Throughout the day we became properly introduced. Brenda was the park’s Community Volunteer Ambassador. Her work was to help build and maintain trails, recruit volunteers, and coordinate projects for the Maintenance and Science and Resource Management divisions. Seeing her displays of knowledge and leadership, I asked her more about her background. Brenda graduated with her bachelor’s degree in psychology. After working in her field for a bit, she wanted a temporary break. That led her into joining the AmeriCorps National Civilian Community Corps. She became a team leader in the Southern Region where she led her group of nine throughout the southeast and Puerto Rico to provide disaster relief and build homes for people affected by hurricanes Maria, Irma, and Michael. Toward the end of her NCCC experience, Brenda was brought to Mammoth Cave to work on trail development. The folks at Mammoth quickly recognized her determination and brought her back as a bat monitoring intern with the Student Conservation Association. Her work ethic and supreme competency led the park to keep her on as the CVA. When I say she works hard, I’m not exaggerating. If she’s not hauling gravel, cement, or multiple fence posts, she’s in the office taking phone calls, having meetings, and coordinating events with volunteers. She never stops, nor slacks off. If there is a glue that keeps the Science and Resource Management division together, that would be Brenda. She deserves immense recognition for the work that she does on a daily basis.

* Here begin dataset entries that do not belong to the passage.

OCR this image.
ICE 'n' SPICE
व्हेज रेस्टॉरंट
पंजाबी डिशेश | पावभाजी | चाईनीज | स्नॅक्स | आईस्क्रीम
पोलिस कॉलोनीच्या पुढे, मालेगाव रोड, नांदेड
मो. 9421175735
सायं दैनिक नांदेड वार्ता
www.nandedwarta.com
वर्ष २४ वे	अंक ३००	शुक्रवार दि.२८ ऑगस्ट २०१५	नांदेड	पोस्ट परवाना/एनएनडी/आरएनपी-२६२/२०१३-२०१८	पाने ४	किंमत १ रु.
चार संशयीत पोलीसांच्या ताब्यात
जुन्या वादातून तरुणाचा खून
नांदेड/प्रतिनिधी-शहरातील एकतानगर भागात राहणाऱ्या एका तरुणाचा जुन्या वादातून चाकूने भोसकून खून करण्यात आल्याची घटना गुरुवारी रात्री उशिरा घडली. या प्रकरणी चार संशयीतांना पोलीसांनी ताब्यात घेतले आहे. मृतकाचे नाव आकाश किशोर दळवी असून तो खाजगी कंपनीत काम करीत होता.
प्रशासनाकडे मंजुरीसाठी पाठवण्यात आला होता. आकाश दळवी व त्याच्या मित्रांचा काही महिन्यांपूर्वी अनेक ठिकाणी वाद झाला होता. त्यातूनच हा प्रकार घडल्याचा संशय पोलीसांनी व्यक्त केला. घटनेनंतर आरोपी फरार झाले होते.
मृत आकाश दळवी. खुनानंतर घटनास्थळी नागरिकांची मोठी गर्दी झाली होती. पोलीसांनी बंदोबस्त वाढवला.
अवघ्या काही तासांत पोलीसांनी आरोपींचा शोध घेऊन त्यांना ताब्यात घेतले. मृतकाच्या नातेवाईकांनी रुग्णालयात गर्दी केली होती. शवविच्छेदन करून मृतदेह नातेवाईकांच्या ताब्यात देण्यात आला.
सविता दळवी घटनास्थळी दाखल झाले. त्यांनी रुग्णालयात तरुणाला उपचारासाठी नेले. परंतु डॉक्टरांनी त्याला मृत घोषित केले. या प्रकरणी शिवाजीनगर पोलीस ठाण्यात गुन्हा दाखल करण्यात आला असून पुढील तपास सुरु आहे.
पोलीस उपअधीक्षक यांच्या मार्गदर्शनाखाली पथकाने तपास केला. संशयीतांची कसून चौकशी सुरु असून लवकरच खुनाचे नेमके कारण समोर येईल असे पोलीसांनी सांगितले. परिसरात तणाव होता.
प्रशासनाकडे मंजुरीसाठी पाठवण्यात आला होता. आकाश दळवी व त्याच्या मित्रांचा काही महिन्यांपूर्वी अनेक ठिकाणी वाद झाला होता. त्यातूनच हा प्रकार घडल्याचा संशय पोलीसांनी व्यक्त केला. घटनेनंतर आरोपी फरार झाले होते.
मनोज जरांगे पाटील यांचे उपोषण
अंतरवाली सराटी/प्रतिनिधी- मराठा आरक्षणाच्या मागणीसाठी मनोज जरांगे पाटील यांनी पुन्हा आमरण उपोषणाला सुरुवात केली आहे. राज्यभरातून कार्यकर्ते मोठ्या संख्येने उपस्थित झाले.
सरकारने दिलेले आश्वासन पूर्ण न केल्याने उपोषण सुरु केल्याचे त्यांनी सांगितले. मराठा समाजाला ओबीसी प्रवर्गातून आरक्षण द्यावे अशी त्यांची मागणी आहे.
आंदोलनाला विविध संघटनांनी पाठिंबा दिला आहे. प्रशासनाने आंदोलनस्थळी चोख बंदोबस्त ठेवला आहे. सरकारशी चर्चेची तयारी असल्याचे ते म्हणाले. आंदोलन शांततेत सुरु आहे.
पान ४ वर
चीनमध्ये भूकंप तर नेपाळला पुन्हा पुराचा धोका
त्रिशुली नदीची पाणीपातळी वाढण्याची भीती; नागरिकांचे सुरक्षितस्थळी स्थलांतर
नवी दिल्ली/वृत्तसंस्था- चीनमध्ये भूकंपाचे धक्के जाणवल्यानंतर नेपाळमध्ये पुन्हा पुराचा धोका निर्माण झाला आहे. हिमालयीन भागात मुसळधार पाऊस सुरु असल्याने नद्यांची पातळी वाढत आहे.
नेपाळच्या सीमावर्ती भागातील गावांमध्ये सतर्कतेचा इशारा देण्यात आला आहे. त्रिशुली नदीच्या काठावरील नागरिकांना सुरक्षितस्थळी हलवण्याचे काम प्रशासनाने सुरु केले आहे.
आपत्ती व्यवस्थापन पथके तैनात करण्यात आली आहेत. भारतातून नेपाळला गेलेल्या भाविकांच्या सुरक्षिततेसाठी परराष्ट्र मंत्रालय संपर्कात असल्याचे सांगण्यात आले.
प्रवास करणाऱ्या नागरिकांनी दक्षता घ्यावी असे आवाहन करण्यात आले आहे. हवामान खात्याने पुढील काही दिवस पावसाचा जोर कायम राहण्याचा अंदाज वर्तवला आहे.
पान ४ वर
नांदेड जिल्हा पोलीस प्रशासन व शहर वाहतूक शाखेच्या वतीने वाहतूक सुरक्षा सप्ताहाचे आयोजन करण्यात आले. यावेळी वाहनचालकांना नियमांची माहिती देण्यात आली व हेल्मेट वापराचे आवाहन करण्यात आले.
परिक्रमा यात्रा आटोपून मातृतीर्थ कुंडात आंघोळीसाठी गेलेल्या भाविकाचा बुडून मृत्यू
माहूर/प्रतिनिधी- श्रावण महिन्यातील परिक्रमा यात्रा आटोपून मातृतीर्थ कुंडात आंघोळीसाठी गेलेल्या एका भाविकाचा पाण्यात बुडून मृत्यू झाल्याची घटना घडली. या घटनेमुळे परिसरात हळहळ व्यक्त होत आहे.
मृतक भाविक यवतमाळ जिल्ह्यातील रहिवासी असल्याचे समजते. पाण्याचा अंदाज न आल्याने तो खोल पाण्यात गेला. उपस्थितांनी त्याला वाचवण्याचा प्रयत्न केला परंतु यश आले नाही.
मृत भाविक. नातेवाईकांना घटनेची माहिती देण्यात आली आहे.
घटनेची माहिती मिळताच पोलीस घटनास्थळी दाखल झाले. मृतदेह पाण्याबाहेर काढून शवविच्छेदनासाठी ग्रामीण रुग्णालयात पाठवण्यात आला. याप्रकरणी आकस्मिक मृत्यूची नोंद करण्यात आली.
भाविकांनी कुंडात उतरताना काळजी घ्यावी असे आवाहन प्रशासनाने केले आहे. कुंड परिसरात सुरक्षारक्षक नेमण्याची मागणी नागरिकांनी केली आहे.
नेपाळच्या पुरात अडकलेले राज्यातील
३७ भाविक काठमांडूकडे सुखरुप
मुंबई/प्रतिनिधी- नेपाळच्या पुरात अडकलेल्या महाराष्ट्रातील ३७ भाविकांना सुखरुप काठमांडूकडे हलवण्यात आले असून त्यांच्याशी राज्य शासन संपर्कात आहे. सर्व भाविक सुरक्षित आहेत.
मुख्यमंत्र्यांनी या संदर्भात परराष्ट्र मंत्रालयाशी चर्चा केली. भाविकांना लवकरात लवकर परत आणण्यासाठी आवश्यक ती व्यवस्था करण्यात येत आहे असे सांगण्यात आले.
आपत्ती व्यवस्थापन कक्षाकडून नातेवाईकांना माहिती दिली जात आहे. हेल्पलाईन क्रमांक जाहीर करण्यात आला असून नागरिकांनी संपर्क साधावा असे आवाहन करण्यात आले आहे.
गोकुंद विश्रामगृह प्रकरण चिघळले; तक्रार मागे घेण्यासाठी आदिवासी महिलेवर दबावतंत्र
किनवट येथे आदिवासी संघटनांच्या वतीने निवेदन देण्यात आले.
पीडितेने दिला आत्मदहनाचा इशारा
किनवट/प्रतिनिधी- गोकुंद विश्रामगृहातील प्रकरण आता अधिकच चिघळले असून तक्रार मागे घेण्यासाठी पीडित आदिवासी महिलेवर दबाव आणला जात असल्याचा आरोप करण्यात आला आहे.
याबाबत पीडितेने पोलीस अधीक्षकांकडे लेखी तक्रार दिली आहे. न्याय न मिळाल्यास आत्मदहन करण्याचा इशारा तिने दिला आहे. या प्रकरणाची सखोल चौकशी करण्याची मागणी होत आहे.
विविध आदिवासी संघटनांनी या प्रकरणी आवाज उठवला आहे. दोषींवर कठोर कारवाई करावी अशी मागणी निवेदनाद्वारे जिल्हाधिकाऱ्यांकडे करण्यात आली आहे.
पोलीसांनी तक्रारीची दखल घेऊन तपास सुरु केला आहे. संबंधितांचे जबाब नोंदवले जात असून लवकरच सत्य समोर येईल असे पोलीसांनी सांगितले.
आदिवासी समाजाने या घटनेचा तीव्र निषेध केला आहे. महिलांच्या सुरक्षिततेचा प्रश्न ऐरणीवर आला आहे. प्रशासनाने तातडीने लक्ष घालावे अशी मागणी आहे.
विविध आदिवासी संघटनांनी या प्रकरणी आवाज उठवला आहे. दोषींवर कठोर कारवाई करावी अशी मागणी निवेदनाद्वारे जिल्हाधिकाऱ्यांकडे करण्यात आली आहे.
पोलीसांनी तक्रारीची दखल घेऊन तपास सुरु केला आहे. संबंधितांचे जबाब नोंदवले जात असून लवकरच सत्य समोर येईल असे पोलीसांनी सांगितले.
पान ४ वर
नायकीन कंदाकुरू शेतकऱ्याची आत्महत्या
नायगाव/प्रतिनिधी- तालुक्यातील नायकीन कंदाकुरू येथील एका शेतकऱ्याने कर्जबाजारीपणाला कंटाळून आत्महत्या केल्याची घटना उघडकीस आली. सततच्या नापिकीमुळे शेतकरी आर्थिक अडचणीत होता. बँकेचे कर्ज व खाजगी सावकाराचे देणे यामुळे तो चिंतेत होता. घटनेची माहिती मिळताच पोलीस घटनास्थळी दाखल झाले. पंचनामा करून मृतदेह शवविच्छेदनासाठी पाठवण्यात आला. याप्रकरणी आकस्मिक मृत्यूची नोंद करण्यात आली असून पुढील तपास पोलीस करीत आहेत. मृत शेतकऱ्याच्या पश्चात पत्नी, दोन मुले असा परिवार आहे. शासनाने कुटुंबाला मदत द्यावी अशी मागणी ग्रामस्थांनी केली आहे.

A photo of Brenda in front of the NPS arrowhead at MACA

Then there’s Vanessa. She’s a volunteer with the Science and Resource Management division. She’s attends Cal State Stanislaus and majors in geography with a focus in GIS. While cleaning out the ranger cabin, I learned that she had been part of NCCC as well. She worked for about 10 months in the Southern Region and worked on various projects in 6 different sites. Seeing as her older sister had connections at Mammoth Cave, Vanessa decided to volunteer here for the summer. Her schedule was open for most of the week, so I asked her if she’d like to join me on my radon monitoring. This research project was a large undertaking and it would have been nice to have partner, so I also asked if she’d like to become a co-author on my research project if she was interested. She happily agreed to take a larger role in the radon research. Naturally adventurous, Vanessa is always planning out backcountry hikes and caves to see. There’s not a single weekend that goes by where she hasn’t jam-packed it full of adventures around the park. It’s kind of nice having a national park in your backyard.

Vanessa taking radon readings from the AlphaGuard and AlphaPM down in the cave

Over the course of the two months, my neighbors and I bonded over things like being first-gen children of immigrants, mutual love for good food, places we’ve travelled, and laughing at my attempts at speaking Spanish. We’ve gone on cave trips, maintained trails, performed miscellaneous SRM tasks, and even cleaned up a sinkhole dump. What I’ve learned from Brenda and Vanessa is that they are both highly capable people who proudly tackle the day’s challenges with ease. They are both disciplined and inspire others to be their best selves. Wherever they go after their time here at Mammoth, they will prosper. Whatever adversity they may face, they will overcome.

I still think back to my first week cleaning up the Maple Springs cabin. I’m glad I made the right choice.